Yellow Star by Jennifer Roy
This 2006 story of the Holocaust could be just another sad story, but it is different.
Told in the first person by a woman whose aunt by marriage lived it, this story is told in blank verse--like a poem except that it doesn't rhyme. This format allows the reader time to actually visualize the events him/herself, since there is not a lot of description. It also gives it a certain "ghostly" quality.
Beginning in 1939 when the main character, Syvvia, is only 4 1/2 years old, we have a "child's-eye view" of what Polish Jews went through during this very difficult time when the Nazis were trying to figure out "what to do" with the Jews in Lodz, Poland. What they did was to put them in a ghetto, an overcrowded slum area that they created just for this purpose. Reaching a high of 270,000 residents at one point, by war's end, only 800 people had survived--and only 12 of them were children, the Nazis' "special" targets. The Nazis figured that if they started with the children, they could more easily wipe out the Jews they hated so much.
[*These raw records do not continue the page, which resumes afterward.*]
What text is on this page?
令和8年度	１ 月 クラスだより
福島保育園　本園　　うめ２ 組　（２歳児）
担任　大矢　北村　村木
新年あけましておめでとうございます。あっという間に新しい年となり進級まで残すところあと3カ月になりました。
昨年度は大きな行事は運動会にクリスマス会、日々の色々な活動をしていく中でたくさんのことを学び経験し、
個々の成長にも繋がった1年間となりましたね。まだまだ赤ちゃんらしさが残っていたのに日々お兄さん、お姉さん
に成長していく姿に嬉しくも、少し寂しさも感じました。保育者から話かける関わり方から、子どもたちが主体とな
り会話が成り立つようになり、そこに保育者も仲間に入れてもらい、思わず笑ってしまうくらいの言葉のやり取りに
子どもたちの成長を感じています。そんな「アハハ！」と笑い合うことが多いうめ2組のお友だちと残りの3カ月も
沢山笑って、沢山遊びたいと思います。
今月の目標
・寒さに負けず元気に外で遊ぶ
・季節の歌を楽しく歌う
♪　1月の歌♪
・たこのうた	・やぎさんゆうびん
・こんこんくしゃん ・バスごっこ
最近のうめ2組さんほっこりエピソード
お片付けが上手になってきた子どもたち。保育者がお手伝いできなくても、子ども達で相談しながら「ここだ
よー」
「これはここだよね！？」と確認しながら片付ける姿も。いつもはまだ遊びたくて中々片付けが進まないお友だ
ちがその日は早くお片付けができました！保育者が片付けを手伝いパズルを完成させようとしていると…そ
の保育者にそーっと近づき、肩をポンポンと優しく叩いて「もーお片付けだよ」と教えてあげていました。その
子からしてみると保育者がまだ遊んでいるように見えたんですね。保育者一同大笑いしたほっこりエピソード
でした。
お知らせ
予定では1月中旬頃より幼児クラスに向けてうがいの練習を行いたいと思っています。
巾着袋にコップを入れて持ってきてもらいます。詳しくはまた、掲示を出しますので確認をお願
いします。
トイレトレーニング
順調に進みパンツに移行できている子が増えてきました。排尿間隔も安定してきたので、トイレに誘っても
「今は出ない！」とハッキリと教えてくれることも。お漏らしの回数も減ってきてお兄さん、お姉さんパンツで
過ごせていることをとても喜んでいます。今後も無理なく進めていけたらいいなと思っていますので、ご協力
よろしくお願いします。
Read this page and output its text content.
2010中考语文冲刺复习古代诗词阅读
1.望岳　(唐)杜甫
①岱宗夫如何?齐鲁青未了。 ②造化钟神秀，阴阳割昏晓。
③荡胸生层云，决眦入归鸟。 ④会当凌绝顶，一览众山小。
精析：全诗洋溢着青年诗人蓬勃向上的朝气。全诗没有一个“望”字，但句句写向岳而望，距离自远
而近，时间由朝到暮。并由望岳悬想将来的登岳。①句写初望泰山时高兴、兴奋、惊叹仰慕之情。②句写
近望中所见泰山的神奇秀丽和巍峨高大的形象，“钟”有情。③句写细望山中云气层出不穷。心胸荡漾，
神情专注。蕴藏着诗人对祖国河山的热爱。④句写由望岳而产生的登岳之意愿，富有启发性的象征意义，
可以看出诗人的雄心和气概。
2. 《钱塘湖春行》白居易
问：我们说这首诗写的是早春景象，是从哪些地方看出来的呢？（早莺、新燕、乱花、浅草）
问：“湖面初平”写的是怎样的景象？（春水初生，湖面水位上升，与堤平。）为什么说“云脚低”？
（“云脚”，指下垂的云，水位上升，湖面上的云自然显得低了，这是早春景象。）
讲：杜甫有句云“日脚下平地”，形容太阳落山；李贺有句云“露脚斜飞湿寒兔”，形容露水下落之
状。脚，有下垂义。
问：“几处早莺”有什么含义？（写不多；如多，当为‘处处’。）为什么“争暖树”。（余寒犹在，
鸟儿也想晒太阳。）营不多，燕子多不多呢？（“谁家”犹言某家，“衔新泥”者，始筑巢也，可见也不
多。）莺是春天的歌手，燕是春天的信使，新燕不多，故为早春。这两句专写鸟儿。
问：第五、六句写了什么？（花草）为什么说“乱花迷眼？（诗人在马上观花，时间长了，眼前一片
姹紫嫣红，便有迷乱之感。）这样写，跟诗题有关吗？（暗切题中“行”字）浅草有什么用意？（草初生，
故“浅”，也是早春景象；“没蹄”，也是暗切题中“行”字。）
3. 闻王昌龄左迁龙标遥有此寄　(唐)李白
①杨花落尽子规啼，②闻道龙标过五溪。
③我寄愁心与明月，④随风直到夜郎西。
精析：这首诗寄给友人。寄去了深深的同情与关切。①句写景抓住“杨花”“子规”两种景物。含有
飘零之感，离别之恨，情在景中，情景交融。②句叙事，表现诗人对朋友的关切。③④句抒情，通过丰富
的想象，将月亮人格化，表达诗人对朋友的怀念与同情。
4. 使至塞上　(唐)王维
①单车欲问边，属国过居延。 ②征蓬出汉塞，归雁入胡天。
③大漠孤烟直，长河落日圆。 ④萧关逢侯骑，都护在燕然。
The Nazis used several tricks to get parents to put their children on the trains which were, in fact, heading to the concentration camps. It was only through her father's carefulness and cleverness that Syvvia was never sent away and that she lived to tell this terrifying story.
This is a good book by which to introduce this topic to children. It contains no graphically disturbing scenes, although it does not pretend they didn't happen. There are, however, some sections that might need explanation by or discussion with adults.